News / Economic Growth
Bristol’s economy set to fall from UK top 10
Nearly 10,000 new jobs are expected to be created in Bristol by the end of 2023 despite an economic slowdown, according to a new report.
The UK Powerhouse Study predicts a decrease in the city’s gross value added (GVA) growth in the next year that will see it fall from the UK’s top ten – from eighth place at the end of last year to 18th out of the 50 cities included in the analysis.
Despite a slowdown in the pace of growth, researchers anticipate Bristol’s economy will still expand by £500m to a total value of £14.7billion by the end of 2023, with a year-on-year GVA growth of two per cent expected.
This has dropped from the annual increase of 6.9 per cent witnessed in the fourth quarter of last year.
The study, produced by law firm Irwin Mitchell and the Centre for Economics & Business Research, highlights improvements in job creation in the city with a predicted annual growth in employment levels of 1.2 per cent at the end of next year.
This equates to 9,700 more new positions and represents an improvement on the final quarter of 2021, when employment growth levels were flatlining.
The report analyses 50 of the largest local economies by employment and GVA growth. Its findings predict the fastest growth will be concentrated in the south of the country, with places such as Milton Keynes, Southampton, Oxford and Cambridge all among the top performers.
Foreign direct investment levels were also analysed, with report authors saying the dominance of London and the South East in this area contributes to the continued contrast in economic outcomes compared to the rest of the UK.
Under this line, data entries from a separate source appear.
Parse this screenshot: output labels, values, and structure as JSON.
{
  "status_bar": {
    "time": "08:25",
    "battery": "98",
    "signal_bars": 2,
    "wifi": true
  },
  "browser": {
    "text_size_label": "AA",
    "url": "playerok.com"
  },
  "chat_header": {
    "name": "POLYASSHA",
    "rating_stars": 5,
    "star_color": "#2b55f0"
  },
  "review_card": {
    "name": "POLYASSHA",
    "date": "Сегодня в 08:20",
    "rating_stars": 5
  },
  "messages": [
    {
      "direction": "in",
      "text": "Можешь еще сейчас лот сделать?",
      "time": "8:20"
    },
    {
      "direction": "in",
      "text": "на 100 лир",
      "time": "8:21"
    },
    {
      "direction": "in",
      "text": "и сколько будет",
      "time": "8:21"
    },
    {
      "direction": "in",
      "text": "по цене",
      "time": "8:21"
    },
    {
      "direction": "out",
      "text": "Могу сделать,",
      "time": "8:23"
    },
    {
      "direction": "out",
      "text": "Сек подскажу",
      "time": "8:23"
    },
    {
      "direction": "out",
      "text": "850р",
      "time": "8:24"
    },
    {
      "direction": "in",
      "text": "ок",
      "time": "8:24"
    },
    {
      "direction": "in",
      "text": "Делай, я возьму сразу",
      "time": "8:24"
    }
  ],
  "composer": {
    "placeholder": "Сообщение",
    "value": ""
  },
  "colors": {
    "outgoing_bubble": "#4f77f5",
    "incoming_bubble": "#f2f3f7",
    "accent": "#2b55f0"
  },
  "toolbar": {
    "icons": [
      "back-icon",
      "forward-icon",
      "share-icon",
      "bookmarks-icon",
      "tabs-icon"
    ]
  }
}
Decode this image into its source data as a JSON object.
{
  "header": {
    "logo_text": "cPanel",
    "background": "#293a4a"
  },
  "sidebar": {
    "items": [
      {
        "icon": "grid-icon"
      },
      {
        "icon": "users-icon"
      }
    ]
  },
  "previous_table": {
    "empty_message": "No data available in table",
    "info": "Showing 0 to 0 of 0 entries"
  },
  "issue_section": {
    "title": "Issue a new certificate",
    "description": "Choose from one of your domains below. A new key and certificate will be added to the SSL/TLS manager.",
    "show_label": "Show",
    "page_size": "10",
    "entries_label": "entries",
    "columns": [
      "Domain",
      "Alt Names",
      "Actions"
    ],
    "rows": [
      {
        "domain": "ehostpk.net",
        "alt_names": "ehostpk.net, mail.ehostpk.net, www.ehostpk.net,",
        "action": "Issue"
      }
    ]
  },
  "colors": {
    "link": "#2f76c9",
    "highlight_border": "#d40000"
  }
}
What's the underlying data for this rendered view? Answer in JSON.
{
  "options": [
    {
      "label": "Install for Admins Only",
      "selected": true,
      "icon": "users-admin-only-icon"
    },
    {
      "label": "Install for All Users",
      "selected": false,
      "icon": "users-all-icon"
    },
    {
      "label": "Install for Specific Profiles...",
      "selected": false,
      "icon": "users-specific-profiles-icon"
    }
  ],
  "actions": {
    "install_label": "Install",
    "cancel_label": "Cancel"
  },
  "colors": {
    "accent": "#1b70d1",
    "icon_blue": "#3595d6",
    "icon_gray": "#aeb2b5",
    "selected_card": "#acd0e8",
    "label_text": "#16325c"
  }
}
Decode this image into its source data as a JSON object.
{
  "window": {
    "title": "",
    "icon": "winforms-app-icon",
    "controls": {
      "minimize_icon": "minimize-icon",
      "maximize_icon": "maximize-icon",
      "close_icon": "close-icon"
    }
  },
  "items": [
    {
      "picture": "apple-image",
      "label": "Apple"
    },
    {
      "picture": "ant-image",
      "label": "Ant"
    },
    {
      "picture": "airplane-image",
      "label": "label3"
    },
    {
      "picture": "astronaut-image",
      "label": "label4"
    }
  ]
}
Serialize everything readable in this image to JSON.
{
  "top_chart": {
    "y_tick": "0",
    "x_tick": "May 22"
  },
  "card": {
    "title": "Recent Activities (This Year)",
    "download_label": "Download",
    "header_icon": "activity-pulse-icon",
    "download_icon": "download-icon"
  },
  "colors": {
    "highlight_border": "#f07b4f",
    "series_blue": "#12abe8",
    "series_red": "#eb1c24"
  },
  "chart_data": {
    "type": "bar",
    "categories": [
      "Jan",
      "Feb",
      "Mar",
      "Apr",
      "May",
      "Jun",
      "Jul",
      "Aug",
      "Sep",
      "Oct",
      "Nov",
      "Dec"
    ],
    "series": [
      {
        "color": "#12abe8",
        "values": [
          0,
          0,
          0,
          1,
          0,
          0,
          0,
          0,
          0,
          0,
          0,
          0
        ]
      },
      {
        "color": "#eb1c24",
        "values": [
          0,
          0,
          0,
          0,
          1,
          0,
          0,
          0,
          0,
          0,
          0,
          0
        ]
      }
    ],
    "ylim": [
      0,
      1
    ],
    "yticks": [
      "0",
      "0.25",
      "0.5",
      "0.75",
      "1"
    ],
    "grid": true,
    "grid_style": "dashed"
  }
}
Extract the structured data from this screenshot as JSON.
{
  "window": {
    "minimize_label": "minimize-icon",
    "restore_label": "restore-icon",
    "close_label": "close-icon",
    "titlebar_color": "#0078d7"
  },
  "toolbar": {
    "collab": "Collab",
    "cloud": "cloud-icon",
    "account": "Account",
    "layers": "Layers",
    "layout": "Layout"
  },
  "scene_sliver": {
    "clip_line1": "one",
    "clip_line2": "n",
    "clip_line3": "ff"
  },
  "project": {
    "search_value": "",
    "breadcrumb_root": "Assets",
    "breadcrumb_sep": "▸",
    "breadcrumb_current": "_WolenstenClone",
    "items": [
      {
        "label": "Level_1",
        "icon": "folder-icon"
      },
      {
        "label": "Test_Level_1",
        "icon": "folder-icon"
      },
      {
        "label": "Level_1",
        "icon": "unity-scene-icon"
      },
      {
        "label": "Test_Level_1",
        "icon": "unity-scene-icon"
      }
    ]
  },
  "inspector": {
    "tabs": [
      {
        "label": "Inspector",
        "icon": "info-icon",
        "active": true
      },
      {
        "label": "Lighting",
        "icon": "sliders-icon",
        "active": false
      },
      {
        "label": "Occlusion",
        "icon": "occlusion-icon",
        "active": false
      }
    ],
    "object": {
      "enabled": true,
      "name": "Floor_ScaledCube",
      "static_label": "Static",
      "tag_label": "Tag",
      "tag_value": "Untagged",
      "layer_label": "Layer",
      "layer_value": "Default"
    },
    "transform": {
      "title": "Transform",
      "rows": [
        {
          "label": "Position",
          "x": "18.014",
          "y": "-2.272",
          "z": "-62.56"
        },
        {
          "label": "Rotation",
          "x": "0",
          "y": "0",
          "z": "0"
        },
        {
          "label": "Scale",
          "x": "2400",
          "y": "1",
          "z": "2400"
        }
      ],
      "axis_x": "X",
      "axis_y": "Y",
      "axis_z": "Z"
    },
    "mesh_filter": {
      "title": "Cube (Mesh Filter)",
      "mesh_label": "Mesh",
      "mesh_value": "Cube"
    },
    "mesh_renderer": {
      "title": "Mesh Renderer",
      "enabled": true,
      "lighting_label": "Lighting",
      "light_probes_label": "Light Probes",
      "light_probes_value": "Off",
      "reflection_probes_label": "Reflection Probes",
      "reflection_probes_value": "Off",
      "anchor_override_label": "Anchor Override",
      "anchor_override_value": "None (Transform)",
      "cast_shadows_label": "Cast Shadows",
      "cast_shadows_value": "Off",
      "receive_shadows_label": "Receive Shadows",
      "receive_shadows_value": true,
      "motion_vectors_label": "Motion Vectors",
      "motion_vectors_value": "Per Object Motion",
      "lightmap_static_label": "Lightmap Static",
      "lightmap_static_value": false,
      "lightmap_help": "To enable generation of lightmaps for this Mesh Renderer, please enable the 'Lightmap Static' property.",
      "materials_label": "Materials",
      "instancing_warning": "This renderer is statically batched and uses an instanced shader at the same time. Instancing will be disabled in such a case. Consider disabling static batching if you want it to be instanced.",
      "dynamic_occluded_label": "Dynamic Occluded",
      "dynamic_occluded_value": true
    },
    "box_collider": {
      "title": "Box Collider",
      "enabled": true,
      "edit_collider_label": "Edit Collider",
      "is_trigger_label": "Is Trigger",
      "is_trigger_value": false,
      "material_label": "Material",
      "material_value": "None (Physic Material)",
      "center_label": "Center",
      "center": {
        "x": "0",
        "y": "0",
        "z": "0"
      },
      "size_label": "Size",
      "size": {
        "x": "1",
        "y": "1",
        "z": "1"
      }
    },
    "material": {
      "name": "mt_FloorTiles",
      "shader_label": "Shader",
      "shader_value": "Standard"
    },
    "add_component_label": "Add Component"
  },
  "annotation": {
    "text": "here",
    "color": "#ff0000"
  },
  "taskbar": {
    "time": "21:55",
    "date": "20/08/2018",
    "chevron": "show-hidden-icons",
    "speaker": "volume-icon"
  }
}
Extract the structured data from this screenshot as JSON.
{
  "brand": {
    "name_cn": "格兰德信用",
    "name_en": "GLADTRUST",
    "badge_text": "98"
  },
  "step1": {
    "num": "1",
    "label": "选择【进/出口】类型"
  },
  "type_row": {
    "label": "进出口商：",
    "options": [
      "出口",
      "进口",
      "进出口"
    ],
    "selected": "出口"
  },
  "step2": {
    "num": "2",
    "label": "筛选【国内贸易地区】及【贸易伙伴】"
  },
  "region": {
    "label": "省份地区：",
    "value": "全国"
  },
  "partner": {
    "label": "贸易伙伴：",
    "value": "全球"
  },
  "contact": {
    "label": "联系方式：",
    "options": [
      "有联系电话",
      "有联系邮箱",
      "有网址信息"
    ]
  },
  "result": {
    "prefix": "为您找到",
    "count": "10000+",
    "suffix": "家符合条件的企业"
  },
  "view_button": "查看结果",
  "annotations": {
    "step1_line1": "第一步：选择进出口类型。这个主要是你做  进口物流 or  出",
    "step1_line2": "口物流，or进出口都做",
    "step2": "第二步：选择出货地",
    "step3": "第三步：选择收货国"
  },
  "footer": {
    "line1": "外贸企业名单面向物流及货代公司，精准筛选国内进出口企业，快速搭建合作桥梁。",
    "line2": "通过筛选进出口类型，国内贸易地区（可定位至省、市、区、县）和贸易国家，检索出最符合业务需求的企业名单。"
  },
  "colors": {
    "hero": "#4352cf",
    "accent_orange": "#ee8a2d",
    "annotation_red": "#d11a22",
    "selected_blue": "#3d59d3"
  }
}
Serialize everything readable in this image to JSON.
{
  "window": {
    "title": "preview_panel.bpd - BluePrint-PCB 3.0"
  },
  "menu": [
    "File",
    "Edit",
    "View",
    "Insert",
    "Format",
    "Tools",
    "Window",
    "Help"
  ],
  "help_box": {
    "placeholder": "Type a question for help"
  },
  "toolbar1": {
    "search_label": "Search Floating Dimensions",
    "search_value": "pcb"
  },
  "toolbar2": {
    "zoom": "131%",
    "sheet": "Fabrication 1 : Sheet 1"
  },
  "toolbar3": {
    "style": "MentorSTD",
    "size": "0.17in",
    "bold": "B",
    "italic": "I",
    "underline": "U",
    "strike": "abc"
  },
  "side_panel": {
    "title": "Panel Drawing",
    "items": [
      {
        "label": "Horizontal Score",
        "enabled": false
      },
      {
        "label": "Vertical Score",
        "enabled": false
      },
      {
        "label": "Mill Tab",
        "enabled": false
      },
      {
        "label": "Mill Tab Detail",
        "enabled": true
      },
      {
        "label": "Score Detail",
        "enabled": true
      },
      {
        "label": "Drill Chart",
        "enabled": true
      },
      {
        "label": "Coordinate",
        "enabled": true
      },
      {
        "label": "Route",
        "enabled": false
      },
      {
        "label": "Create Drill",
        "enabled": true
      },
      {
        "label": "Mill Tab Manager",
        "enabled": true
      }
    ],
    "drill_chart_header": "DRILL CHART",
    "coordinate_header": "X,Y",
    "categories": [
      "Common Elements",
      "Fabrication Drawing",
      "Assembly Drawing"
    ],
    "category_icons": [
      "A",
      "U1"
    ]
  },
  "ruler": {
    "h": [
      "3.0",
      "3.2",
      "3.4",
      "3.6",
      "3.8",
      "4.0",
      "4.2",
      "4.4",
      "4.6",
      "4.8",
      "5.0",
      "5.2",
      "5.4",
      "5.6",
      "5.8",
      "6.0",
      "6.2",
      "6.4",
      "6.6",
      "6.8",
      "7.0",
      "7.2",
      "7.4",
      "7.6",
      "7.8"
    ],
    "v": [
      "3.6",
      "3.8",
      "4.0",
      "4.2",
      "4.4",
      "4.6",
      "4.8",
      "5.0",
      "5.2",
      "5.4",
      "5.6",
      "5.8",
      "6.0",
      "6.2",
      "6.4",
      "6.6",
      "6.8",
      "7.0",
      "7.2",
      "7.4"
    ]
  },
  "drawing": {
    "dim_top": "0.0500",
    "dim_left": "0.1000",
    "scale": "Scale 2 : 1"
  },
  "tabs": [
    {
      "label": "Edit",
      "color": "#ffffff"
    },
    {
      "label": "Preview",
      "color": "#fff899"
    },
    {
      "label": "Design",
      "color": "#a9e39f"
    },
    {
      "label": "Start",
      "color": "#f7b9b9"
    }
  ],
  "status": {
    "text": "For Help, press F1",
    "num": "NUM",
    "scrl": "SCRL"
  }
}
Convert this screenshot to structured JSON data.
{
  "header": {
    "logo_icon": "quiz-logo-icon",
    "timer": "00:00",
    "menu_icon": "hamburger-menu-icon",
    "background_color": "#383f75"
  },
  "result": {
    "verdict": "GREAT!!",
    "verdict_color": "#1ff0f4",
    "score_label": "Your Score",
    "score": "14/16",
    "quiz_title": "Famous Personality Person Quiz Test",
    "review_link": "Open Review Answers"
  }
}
London, for example, saw 492 foreign direct investment projects in 2020/21 while there were just 76 in the entire South West region.
Commenting on the findings, Josie Dent, managing economist at Cebr and one of the report’s authors, said: “The economy is still expected to face some turbulence between now and the end of next year, notably through volatility in commodity prices, supply chain pressures, and the emerging cost-of-living crisis domestically. All of these factors are set to impact growth both at the aggregate level and, to a varying extent, within individual cities.
“This report highlights that much of the fastest growth during next year will be concentrated in the south. Locations such as Milton Keyes, Cambridge and Oxford have economies which are dominated by fast-growth sectors and they have also been hot spots for overseas investment. If economic levelling up is to be tackled effectively, these two issues must be recognised and quickly addressed.”